In one example, published by new scientist, scientists at Brigham Young University took a commercially available propeller-driven plane with a 1.2 m fixed wingspan optimised for a low-speed flight. They adapted it to fly and search autonomously.
Their mission was to provide search and rescue teams with a cheap alternative to helicopters and could be used in high altitudes and more adverse weather conditions. The great thing about using a drone for search and rescue missions is that the search and rescue teams can search large areas without piloting experience. They click on the screen of a computerised map, and the aircraft will work autonomously to search these areas.
In trials, operators have been using the craft for between 35 and 150 minutes. They were able to find a dummy that had been dumped in the wilderness.
In another example utilising a quadcopter drone – published in the scientific literature – a consumer drone was able to locate a mountaineer. He and his climbing partner were separated whilst climbing the world’s 12th highest peak – Broad Peak in the Karakoram Mountains of northeastern Pakistan.
In this rescue, a DJI Mavic Pro drone was used to fly up to 8400 m which is well above the maximum service ceiling of 5000 meters listed in the drone specification.
Not only did the drone go up to an incredible height, but the wind was also approximately 40 km/h, and the ambient air temperature was -10 degrees Celsius.
Once the victim was found, the drone could hover in until the victim acknowledged the drone’s presence with a wave. The victim had enjoyed 36 hours at 7600 m near the death zone due to its high mortality rates caused by the thin air.
This example is an excellent demonstration of how high a drone can fly to carry out a flight mission.
Another study looked at using drones in open pit mining operation disasters. They studied and examined the operational flight time, working load, and distance that drones can fly to speed up the rescue operation.
There is certainly plenty of evidence to suggest that using a drone in place of a helicopter for search and rescue can help the crews locate the people faster and with some of the duties and lifting required for the safe extraction of people.
Monitoring wildlife
Drones are also superior to helicopters when monitoring wildlife. The superior is because they are very portable, they have the ability to zoom in on specific areas of the environment, they have low noise compared to a helicopter.

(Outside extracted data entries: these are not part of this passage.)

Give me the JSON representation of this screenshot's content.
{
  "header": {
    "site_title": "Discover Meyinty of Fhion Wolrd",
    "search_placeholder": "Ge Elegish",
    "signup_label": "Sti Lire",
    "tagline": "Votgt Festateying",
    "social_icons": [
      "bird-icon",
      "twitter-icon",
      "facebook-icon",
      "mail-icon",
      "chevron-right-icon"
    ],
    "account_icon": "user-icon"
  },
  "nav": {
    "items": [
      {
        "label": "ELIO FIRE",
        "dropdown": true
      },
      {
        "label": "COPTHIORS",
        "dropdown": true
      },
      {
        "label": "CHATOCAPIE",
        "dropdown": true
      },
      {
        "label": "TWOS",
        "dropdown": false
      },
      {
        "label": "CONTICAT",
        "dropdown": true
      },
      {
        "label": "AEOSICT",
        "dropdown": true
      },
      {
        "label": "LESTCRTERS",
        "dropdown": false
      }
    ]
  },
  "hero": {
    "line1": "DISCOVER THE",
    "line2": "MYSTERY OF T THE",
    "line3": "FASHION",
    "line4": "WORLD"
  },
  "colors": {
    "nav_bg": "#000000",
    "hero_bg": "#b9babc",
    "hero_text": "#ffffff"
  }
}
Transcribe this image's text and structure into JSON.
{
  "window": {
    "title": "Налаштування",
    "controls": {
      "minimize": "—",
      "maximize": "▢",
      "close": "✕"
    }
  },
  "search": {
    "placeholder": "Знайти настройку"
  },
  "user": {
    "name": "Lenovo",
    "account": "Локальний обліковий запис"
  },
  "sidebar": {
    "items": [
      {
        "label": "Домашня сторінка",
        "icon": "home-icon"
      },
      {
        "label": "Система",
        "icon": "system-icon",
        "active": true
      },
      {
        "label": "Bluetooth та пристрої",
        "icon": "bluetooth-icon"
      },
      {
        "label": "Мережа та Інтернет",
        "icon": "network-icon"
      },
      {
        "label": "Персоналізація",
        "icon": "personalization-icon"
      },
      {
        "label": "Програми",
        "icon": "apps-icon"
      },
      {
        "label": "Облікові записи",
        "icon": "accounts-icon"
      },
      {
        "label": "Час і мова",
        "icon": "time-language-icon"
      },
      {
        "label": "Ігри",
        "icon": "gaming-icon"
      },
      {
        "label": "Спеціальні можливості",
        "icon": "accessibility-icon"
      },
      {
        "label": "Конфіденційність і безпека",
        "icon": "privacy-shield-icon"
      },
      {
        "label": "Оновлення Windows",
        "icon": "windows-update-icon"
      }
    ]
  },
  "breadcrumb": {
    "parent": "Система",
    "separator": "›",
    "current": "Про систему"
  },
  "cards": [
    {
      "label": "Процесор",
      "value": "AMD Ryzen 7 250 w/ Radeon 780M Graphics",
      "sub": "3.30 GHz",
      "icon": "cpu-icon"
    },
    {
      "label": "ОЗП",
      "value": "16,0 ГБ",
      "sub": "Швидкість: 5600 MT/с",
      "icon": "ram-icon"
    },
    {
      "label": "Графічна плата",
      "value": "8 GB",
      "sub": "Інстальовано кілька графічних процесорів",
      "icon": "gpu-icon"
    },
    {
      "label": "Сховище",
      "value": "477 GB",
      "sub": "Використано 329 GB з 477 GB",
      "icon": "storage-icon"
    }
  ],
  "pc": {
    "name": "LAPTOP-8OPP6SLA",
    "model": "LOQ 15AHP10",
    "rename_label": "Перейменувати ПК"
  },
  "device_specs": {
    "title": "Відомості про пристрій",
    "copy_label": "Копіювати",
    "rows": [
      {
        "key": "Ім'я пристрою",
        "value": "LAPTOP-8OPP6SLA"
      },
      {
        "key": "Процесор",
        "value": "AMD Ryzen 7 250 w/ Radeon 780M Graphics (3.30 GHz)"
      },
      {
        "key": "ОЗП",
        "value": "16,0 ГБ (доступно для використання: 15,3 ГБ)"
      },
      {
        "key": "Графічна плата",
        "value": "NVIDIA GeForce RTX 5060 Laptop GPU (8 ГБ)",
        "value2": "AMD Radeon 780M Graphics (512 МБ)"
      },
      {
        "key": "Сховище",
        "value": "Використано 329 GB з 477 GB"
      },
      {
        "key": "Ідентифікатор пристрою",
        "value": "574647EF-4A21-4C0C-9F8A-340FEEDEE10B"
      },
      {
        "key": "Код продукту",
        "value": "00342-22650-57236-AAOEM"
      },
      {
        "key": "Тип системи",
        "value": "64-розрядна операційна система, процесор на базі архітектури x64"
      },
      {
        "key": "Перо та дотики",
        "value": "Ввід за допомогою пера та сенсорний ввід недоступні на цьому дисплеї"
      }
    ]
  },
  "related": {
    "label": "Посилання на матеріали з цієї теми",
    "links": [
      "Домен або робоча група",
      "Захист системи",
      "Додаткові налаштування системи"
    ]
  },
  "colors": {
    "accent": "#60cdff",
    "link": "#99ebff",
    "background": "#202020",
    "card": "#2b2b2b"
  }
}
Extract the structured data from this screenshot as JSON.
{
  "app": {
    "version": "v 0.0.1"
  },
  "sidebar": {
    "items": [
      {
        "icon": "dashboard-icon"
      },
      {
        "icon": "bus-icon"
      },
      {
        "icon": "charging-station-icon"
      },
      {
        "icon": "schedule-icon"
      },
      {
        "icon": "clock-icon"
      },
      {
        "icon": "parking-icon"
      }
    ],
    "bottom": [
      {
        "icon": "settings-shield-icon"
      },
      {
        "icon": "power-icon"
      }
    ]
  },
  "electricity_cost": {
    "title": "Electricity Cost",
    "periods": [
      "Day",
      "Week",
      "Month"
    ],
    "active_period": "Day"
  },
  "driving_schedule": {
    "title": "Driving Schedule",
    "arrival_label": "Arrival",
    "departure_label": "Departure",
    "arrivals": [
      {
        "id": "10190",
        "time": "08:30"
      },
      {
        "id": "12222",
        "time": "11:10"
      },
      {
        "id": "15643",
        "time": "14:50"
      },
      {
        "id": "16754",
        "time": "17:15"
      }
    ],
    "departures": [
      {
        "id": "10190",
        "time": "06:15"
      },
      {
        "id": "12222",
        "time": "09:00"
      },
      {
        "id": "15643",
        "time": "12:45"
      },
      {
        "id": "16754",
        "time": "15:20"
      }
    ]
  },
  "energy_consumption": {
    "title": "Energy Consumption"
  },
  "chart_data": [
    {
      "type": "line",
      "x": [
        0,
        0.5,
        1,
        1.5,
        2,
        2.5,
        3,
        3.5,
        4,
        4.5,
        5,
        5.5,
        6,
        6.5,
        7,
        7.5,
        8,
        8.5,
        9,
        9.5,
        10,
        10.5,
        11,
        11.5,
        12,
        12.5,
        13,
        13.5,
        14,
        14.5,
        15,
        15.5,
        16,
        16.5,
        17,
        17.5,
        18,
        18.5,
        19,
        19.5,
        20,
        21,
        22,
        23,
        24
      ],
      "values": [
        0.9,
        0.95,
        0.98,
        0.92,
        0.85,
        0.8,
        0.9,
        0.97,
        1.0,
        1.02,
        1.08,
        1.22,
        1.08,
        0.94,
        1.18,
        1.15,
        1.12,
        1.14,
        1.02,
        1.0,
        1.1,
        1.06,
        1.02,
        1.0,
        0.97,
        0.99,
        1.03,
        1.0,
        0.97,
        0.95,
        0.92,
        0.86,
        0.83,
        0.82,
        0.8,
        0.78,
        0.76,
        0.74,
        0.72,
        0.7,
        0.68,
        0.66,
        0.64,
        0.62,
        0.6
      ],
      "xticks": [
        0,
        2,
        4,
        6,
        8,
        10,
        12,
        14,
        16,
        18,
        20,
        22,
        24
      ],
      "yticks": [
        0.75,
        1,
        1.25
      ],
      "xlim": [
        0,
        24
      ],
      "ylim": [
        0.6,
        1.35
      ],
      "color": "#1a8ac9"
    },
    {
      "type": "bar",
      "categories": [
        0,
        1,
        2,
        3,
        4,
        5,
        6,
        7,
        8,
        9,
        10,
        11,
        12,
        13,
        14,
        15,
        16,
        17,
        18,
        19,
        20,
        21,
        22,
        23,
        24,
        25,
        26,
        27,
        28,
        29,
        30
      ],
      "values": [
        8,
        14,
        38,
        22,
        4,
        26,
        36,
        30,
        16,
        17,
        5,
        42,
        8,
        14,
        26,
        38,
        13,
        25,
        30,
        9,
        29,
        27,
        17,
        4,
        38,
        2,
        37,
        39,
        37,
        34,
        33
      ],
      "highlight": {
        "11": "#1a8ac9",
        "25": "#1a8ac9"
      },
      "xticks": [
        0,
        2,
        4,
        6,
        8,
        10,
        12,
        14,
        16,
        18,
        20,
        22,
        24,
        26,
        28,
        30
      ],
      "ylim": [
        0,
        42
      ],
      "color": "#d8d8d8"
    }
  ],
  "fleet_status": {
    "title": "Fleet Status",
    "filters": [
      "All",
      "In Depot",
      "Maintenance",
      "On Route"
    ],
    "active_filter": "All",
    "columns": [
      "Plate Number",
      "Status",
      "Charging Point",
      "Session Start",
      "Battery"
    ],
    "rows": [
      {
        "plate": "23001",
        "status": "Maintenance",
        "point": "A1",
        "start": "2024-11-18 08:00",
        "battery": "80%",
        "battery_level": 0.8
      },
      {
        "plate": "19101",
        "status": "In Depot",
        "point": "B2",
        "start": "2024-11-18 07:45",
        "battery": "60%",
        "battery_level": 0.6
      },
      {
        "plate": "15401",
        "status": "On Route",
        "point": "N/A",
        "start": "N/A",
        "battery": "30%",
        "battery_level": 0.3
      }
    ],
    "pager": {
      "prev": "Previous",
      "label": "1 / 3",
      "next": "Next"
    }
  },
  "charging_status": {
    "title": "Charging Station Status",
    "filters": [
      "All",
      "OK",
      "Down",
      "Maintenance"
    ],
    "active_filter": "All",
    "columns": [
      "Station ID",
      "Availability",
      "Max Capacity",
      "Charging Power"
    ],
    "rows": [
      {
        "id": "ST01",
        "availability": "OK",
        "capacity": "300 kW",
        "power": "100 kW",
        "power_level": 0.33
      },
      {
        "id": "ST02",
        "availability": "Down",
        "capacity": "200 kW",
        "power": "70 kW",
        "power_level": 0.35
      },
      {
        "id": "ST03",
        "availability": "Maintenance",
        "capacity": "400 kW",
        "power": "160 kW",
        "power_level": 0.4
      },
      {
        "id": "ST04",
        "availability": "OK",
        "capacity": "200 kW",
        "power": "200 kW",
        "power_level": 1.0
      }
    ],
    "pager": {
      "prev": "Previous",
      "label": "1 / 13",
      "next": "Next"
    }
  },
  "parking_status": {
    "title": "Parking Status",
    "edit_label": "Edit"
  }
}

If you want to know more about the best drone for filming wildlife check out my other article where I go through the best current drones for monitoring wildlife without bothering them – click here.
In a study published by Australian researchers, they looked at unmanned aerial vehicles and manned helicopters to monitor macropod populations. Helicopter surveys were a proven and reliable, repeatable method for broadscale monitoring of kangaroo populations. But the availability of long-range drones and their low cost offered up an opportunity that they wanted to test.
They used a long-range fixed-wing drone to survey kangaroos and other wildlife populations at a landscape scale and validate the results against those from the current best practice helicopter surveys.
They sent out to observers in the rear seats of a helicopter and compared it to using drone technology.
They found that the encounter rate for wildlife was significantly lower in drone technology than compared with the helicopter survey. This experiment resulted in a low estimate of macropod density versus the helicopter approach.
They noted that significant improvements were required in the camera technology to survey kangaroos and the drone.
A more recent study looked at drones and helicopters for the broadscale animal surveys conducted regularly. Once again, it was done in Australia. They had a similar result and found that the drone could only survey half of the area required, and it was unable to distinguish between different species. It recorded less than 13% of the species density observed while using the helicopter survey.
It may take a few more years for drone technology to catch up with the ability of helicopters to travel larger areas and the accuracy and ability for the human eye to pick out more animals than a camera and artificial intelligence software.
Looking at infrastructure
One of the best things about drones is getting close to infrastructures such as power assets and bridges for detailed photography and 3D modelling for inspections.
Drones can fly directly under bridges and, some drones can point their camera directly upwards to get a detailed shot of everything under the bridge.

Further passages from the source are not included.